There’s something about the combination of speed and snow that is appealing enough for thrill seekers to want to purchase a snowmobile. With more than 1.2 million registered in the United States, snowmobiles have become a hit for outdoor enthusiasts who enjoy the cold.
Snowmobiles aren’t just for hobbyists though, they are a critical means of transportation for the military, government services, farmers and ranchers, postal delivery, and ski patrols.
If you are in need of additional financing to afford a snowmobile, one of your options are snowmobile loans. Learn more about this method below.
What Are the Costs of Snowmobiling?
Generally, the amount of money you pay for a snowmobile depends primarily on the type of riding you do. Snowmobilers who stick with trails and gentle open areas don’t need as much power or sturdiness as those who enjoy more extreme riding.
A novice snowmobiler could pay as little as $3,000 for a new, 120cc, four-stroke snowmobile. More experienced snowmobilers who can handle speeds up to 60 MPH, might pay an average of $9,000 for a more powerful two-seater vehicle with more stability. For thrill-seekers who want to test their own limits, they can buy a snowmobile with many of the elements of a lightweight racing motorcycle for around $15,000.
But, the costs don’t stop there. Active snowmobilers average more than 1,200 miles per year on and off the trails, spending as much as $4,000 a year for user fees, transporting their snowmobiles, insurance, maintenance, and equipment. A typical outfit consisting of shoes, protective gear, and clothing can cost as much as $800.
Snowmobiling is definitely not a poor man’s recreation. The average household income for snowmobilers is around $70,000 which means it could consume a big portion of the average snowmobiling family’s discretionary income. At an average cost of about $12,000 (including tow trailer), it is no small investment; and because many families own at least two snowmobiles, the average costs can climb to more than $20,000. That’s why many snowmobile purchases are financed in more ways than out-of-pocket cash.
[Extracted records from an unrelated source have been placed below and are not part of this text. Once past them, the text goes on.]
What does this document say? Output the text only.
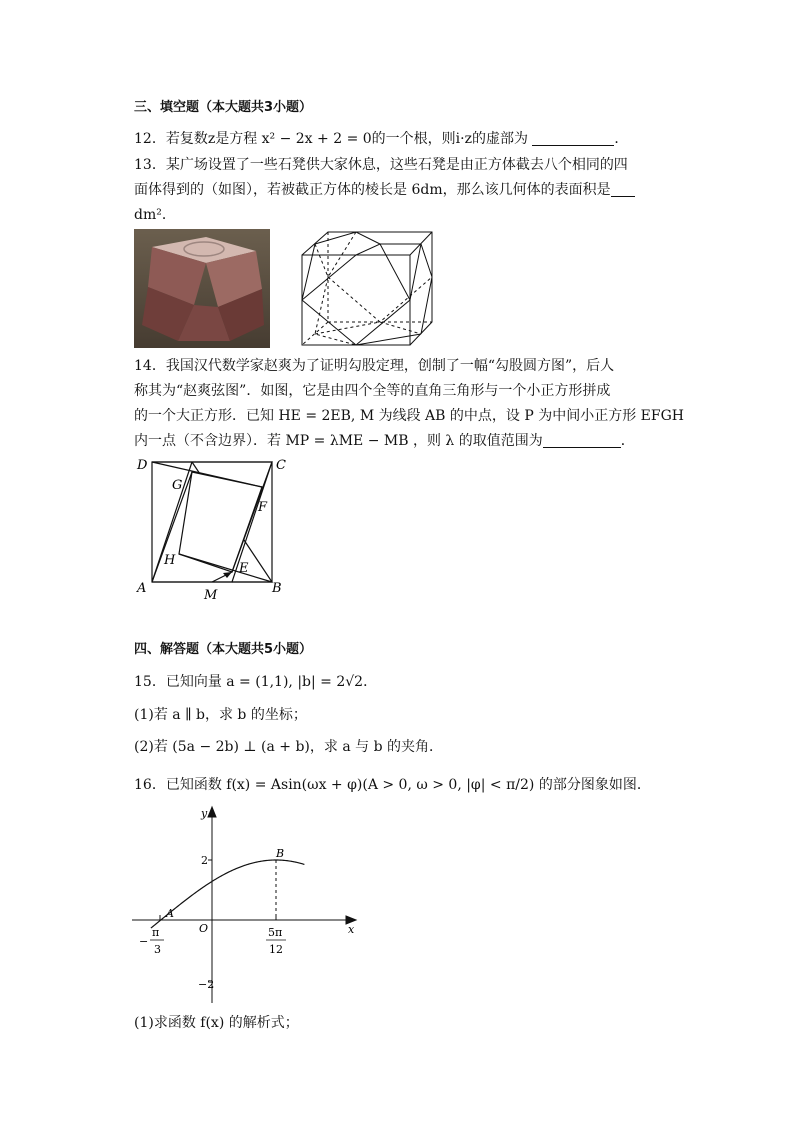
三、填空题（本大题共3小题）
12．若复数z是方程 x² − 2x + 2 = 0的一个根，则i·z的虚部为	．
13．某广场设置了一些石凳供大家休息，这些石凳是由正方体截去八个相同的四
面体得到的（如图），若被截正方体的棱长是 6dm，那么该几何体的表面积是
dm²．
14．我国汉代数学家赵爽为了证明勾股定理，创制了一幅“勾股圆方图”，后人
称其为“赵爽弦图”．如图，它是由四个全等的直角三角形与一个小正方形拼成
的一个大正方形．已知 HE = 2EB, M 为线段 AB 的中点，设 P 为中间小正方形 EFGH
内一点（不含边界）．若 MP = λME − MB ，则 λ 的取值范围为	．
D	C
G
F
H
E
A	B
M
四、解答题（本大题共5小题）
15．已知向量 a = (1,1), |b| = 2√2．
(1)若 a ∥ b，求 b 的坐标；
(2)若 (5a − 2b) ⊥ (a + b)，求 a 与 b 的夹角．
16．已知函数 f(x) = Asin(ωx + φ)(A > 0, ω > 0, |φ| < π/2) 的部分图象如图．
y
x
O
2
−2
A
B
−
π
3
5π
12
(1)求函数 f(x) 的解析式；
In fact, there is an entire segment of the lending industry devoted to snowmobile financing.
Dealer and Consumer Direct Snowmobile Financing Options
The most common form of financing used for snowmobile purchases is an unsecured installment loan through a power equipment loan specialist. These lenders specialize in financing power equipment such as motorcycles, snowmobiles, watercraft, all-terrain vehicles, and the tow trailers needed to transport them.
Financing is often obtained through power equipment dealers who partner with specialized lenders; but consumers can also obtain these loans directly from the lender. Every now and then, manufacturers offer special factory financing as well.
Because snowmobile loans are unsecured, dealer and consumer direct financing can be fairly expensive with the best rates for the most creditworthy borrowers currently ranging from 4% to 11%. Loans are available for up to $50,000 with loan terms between 12 and 60 months.
What About a Personal Loan?
Personal loans can be used for just about anything, including financing a snowmobile. But if you are unable to qualify for the lowest rates from a snowmobile loan specialist, you are not likely to qualify for a decent rate on a personal loan either. However, if you have excellent credit, you might be able to qualify for a loan rate that is lower than a snowmobile loan.
If you decide that you would be able to handle the monthly payments on a personal loan at a given interest rate, then going with a personal loan lender may be a good option. Keep in mind that you need to put down on the application that these funds would be for a snowmobile.
>> Read More: Our Picks for the Best Personal Loan Lenders
A Credit Card is Probably Not Your Best Option
Many snowmobile purchases are made with credit cards which could be the most expensive form of financing since the average credit card interest rate is around 17%.
If you’re hoping to offset the higher rate using a rewards credit card, it will be a temporary offset at best. The ongoing interest charges will negate the benefits unless the balance is paid off quickly.
The best option for credit card users is to use a balance transfer credit card with a 0% APR introductory period. However, unless you are able to pay the full balance before the expiration of the promotional period, you will begin to incur the accrued interest charges on the purchase.
The preferred financing option may be a factory financing offer that includes a rebate and a low rate. The next best option would be to obtain your financing through a loan specialist and then negotiate your best cash deal with a dealer. If you are unable to qualify for either form of financing and are looking at a high interest personal loan or credit card as your financing source, your best bet would be to wait until you can save more money towards your purchase.